Le film évoque le Japon au XVIème siècle : trois clans luttent
pour asseoir leur domination sur le pays. Takeda Shingen rêve de réunifier
les différentes régions pour, enfin, faire du Japon un pays fort et puissant,
pour que s'arrêtent ces guerres sanglantes qui ravagent les campagnes.
Souvent secondé par Nobukado, son frère, pour le remplacer dans les moments
délicats, ce dernier, visiblement fatigué par ce rôle, va trouver un remplaçant
: un voleur condamné à mort.
Le sosie parfait, l'ombre incarnée de Takeda Shingen. Ce double, ce «
kagemusha » tout d'abord réticent, va bientôt être amené à prendre d'avantage
de responsabilités le jour où, au grand malheur du clan, le Seigneur Shingen
va se faire grièvement blesser puis mourir. Si le clan annonce cette nouvelle,
les troupes seront démoralisées et le clan détruit: le double ne se contentera
plus de faire de la figuration; il va devoir devenir le nouveau seigneur
du clan pour une période de 3 ans, le temps de préparer la succession.
Une partie du film traite d'événements historiques réels, comme la
mort de Takeda Shingen ou la bataille de Nagashino en 1575.
Kurosawa reprend une trame classique, sur la guerre des clans dans
le Japon féodal. Mais ce qui l'intéresse, ce ne sont pas les batailles
et la stratégie militaire, mais plutôt l'intervention du facteur humain,
avec toutes ses faiblesses, dans les rouages du pouvoir. En cela, Kagemusha
est tout sauf un film de guerre, mais plutôt un film sur la manière dont
le pouvoir transforme les hommes.
Le seigneur Shingen, montré au début comme un fin stratège cruel et
sans pitié, va montrer progressivement ses faiblesses, ses doutes. Dans
le même temps, dans un processus contraire, son double, au départ assez
risible dans sa simplicité, va se prendre au jeu du pouvoir et s'affirmer
progressivement.
Sur bien d'autres points, Kagemusha est d'ailleurs une préfiguration
du chef-d'oeuvre que sera Ran, film qui poussera encore plus loin la thématique
du pouvoir comme aliénation de l'individu, emmenant son héros jusque dans
la folie profonde.
Mais, en même temps qu'il est une fable sur le pouvoir, Kagemusha est
également un film presque psychanalytique sur la personnalité, en posant
la question des critères objectifs de l'identité: quelqu'un qui me ressemble
physiquement peut prendre ma place, malgré les différences de personnalité,
de langage et de culture.
Jusqu'où l'identification du double à son maître peut-elle aller? Le Kagemusha
ne se prend t-il pas d'affection pour le petit-fils de son employeur?
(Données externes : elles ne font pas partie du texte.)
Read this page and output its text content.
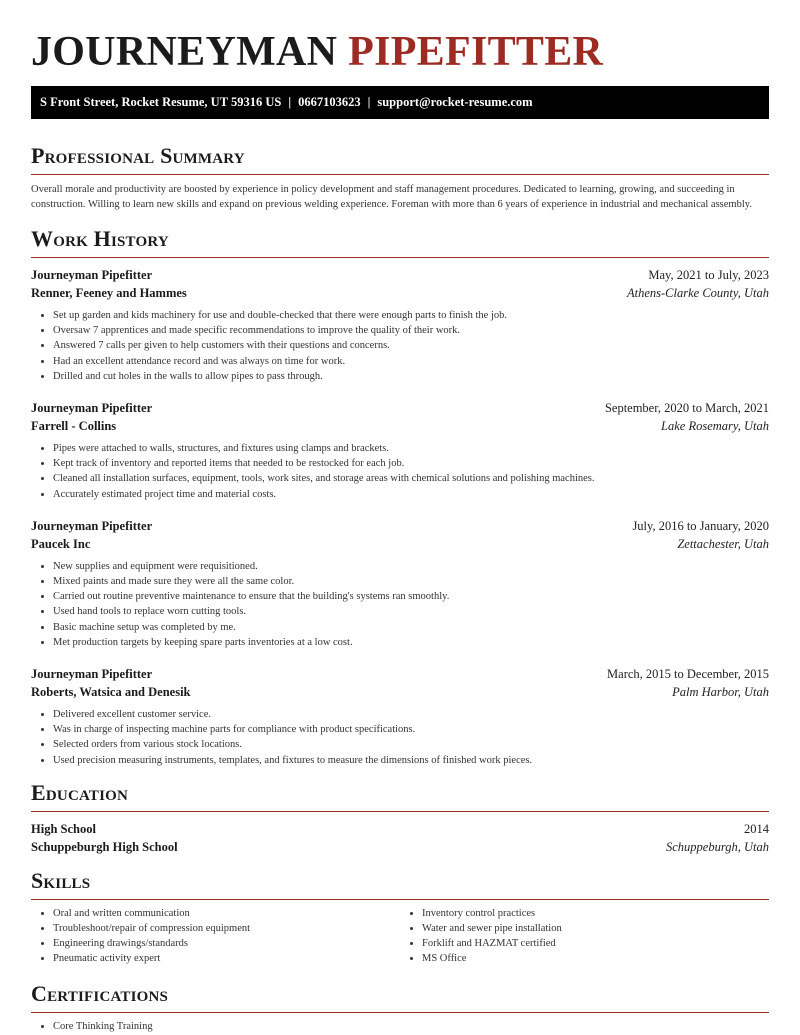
JOURNEYMAN PIPEFITTER
S Front Street, Rocket Resume, UT 59316 US | 0667103623 | support@rocket-resume.com
Professional Summary

Overall morale and productivity are boosted by experience in policy development and staff management procedures. Dedicated to learning, growing, and succeeding in construction. Willing to learn new skills and expand on previous welding experience. Foreman with more than 6 years of experience in industrial and mechanical assembly.

Work History
Journeyman Pipefitter	May, 2021 to July, 2023
Renner, Feeney and Hammes	Athens-Clarke County, Utah
• Set up garden and kids machinery for use and double-checked that there were enough parts to finish the job.
• Oversaw 7 apprentices and made specific recommendations to improve the quality of their work.
• Answered 7 calls per given to help customers with their questions and concerns.
• Had an excellent attendance record and was always on time for work.
• Drilled and cut holes in the walls to allow pipes to pass through.
Journeyman Pipefitter	September, 2020 to March, 2021
Farrell - Collins	Lake Rosemary, Utah
• Pipes were attached to walls, structures, and fixtures using clamps and brackets.
• Kept track of inventory and reported items that needed to be restocked for each job.
• Cleaned all installation surfaces, equipment, tools, work sites, and storage areas with chemical solutions and polishing machines.
• Accurately estimated project time and material costs.
Journeyman Pipefitter	July, 2016 to January, 2020
Paucek Inc	Zettachester, Utah
• New supplies and equipment were requisitioned.
• Mixed paints and made sure they were all the same color.
• Carried out routine preventive maintenance to ensure that the building's systems ran smoothly.
• Used hand tools to replace worn cutting tools.
• Basic machine setup was completed by me.
• Met production targets by keeping spare parts inventories at a low cost.
Journeyman Pipefitter	March, 2015 to December, 2015
Roberts, Watsica and Denesik	Palm Harbor, Utah
• Delivered excellent customer service.
• Was in charge of inspecting machine parts for compliance with product specifications.
• Selected orders from various stock locations.
• Used precision measuring instruments, templates, and fixtures to measure the dimensions of finished work pieces.
Education
High School	2014
Schuppeburgh High School	Schuppeburgh, Utah
Skills
• Oral and written communication
• Troubleshoot/repair of compression equipment
• Engineering drawings/standards
• Pneumatic activity expert
• Inventory control practices
• Water and sewer pipe installation
• Forklift and HAZMAT certified
• MS Office
Certifications
• Core Thinking Training
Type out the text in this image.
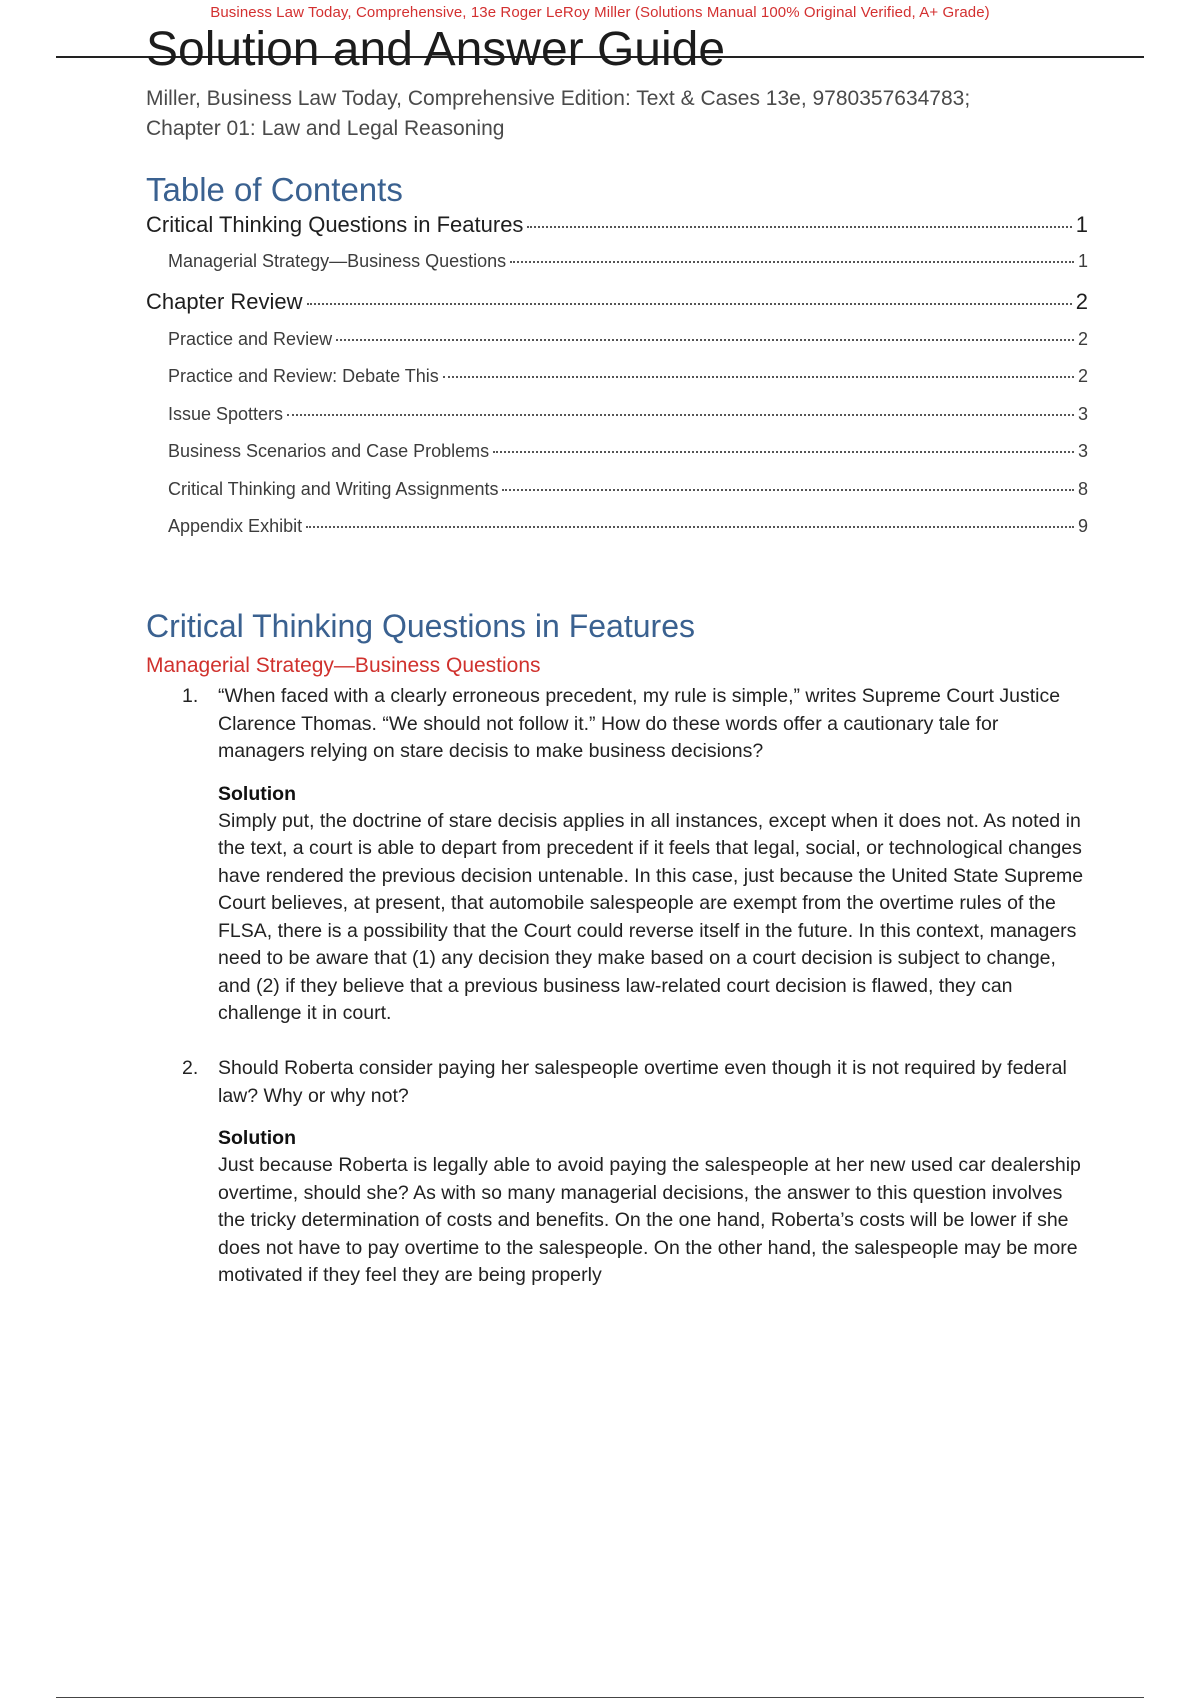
Business Law Today, Comprehensive, 13e Roger LeRoy Miller (Solutions Manual 100% Original Verified, A+ Grade)
Solution and Answer Guide
Miller, Business Law Today, Comprehensive Edition: Text & Cases 13e, 9780357634783;
Chapter 01: Law and Legal Reasoning
Table of Contents
Critical Thinking Questions in Features	1
Managerial Strategy—Business Questions	1
Chapter Review	2
Practice and Review	2
Practice and Review: Debate This	2
Issue Spotters	3
Business Scenarios and Case Problems	3
Critical Thinking and Writing Assignments	8
Appendix Exhibit	9
Critical Thinking Questions in Features
Managerial Strategy—Business Questions
1. “When faced with a clearly erroneous precedent, my rule is simple,” writes Supreme Court Justice Clarence Thomas. “We should not follow it.” How do these words offer a cautionary tale for managers relying on stare decisis to make business decisions?

Solution

Simply put, the doctrine of stare decisis applies in all instances, except when it does not. As noted in the text, a court is able to depart from precedent if it feels that legal, social, or technological changes have rendered the previous decision untenable. In this case, just because the United State Supreme Court believes, at present, that automobile salespeople are exempt from the overtime rules of the FLSA, there is a possibility that the Court could reverse itself in the future. In this context, managers need to be aware that (1) any decision they make based on a court decision is subject to change, and (2) if they believe that a previous business law-related court decision is flawed, they can challenge it in court.

2. Should Roberta consider paying her salespeople overtime even though it is not required by federal law? Why or why not?

Solution

Just because Roberta is legally able to avoid paying the salespeople at her new used car dealership overtime, should she? As with so many managerial decisions, the answer to this question involves the tricky determination of costs and benefits. On the one hand, Roberta’s costs will be lower if she does not have to pay overtime to the salespeople. On the other hand, the salespeople may be more motivated if they feel they are being properly
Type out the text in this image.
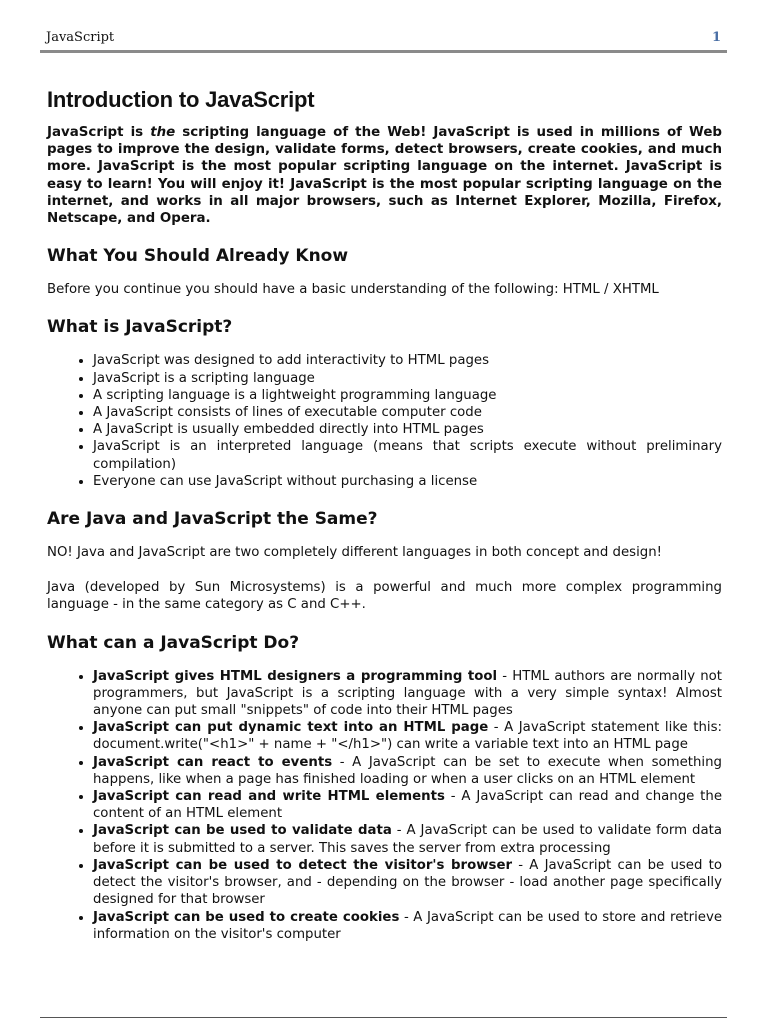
JavaScript	1
Introduction to JavaScript

JavaScript is the scripting language of the Web! JavaScript is used in millions of Web pages to improve the design, validate forms, detect browsers, create cookies, and much more. JavaScript is the most popular scripting language on the internet. JavaScript is easy to learn! You will enjoy it! JavaScript is the most popular scripting language on the internet, and works in all major browsers, such as Internet Explorer, Mozilla, Firefox, Netscape, and Opera.

What You Should Already Know

Before you continue you should have a basic understanding of the following: HTML / XHTML

What is JavaScript?
• JavaScript was designed to add interactivity to HTML pages
• JavaScript is a scripting language
• A scripting language is a lightweight programming language
• A JavaScript consists of lines of executable computer code
• A JavaScript is usually embedded directly into HTML pages
• JavaScript is an interpreted language (means that scripts execute without preliminary compilation)
• Everyone can use JavaScript without purchasing a license
Are Java and JavaScript the Same?

NO! Java and JavaScript are two completely different languages in both concept and design!

Java (developed by Sun Microsystems) is a powerful and much more complex programming language - in the same category as C and C++.

What can a JavaScript Do?
• JavaScript gives HTML designers a programming tool - HTML authors are normally not programmers, but JavaScript is a scripting language with a very simple syntax! Almost anyone can put small "snippets" of code into their HTML pages
• JavaScript can put dynamic text into an HTML page - A JavaScript statement like this: document.write("<h1>" + name + "</h1>") can write a variable text into an HTML page
• JavaScript can react to events - A JavaScript can be set to execute when something happens, like when a page has finished loading or when a user clicks on an HTML element
• JavaScript can read and write HTML elements - A JavaScript can read and change the content of an HTML element
• JavaScript can be used to validate data - A JavaScript can be used to validate form data before it is submitted to a server. This saves the server from extra processing
• JavaScript can be used to detect the visitor's browser - A JavaScript can be used to detect the visitor's browser, and - depending on the browser - load another page specifically designed for that browser
• JavaScript can be used to create cookies - A JavaScript can be used to store and retrieve information on the visitor's computer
Comme le résume le propre frère de Shingen au kagemusha, lorsqu'il lui
explique son rôle: " Je sais que c'est difficile. J'ai été moi-même longtemps
le double du seigneur. C'était une torture. Ce n'est pas facile de s'éliminer
soi-même pour devenir un autre. Souvent j'ai voulu être moi et me libérer.
Mais maintenant je comprend qui c'était égoïste. L'ombre d'un homme ne
peut jamais déserter cet homme. J'étais l'ombre de mon frère et maintenant
qu'il est parti, je ne suis plus rien."
Récompenses
- Palme d'or au Festival de Cannes 1980.
- Prix du meilleur film et meilleur second rôle masculin (Tsutomu
Yamazaki), lors des Hochi Film Awards 1980.
- Nominations pour l'Oscar de la meilleure direction artistique
et du meilleur film étranger en 1981. * Nominations pour les prix de
la meilleure photographie (Takao Saitô et Masaharu Ueda) et meilleur
film, lors des BAFTA Awards 1981.
- Prix des meilleurs costumes et du meilleur réalisateur, lors des
BAFTA Awards 1981.
- Prix du meilleur acteur (Tatsuya Nakadai), meilleur film et meilleur
nouvel acteur (Daisuke Ryu), lors des Blue Ribbon Awards 1981.
- César du meilleur film étranger en 1981.
- Prix du meilleur réalisateur étranger, lors des David di Donatello
Awards 1981.
- Nomination au Golden Globe du meilleur film étranger en 1981.
- Prix du meilleur réalisateur étranger, lors de l'Italian National
Syndicate of Film Journalists 1981.
- Prix du meilleur second rôle masculin (Tsutomu Yamazaki), lors
des Kinema Junpo Awards 1981.
- Prix du meilleur acteur (Tatsuya Nakadai), meilleure direction
artistique (Yoshirô Muraki), meilleur réalisateur, meilleur film et
meilleure musique, lors du Mainichi Film Concours 1981.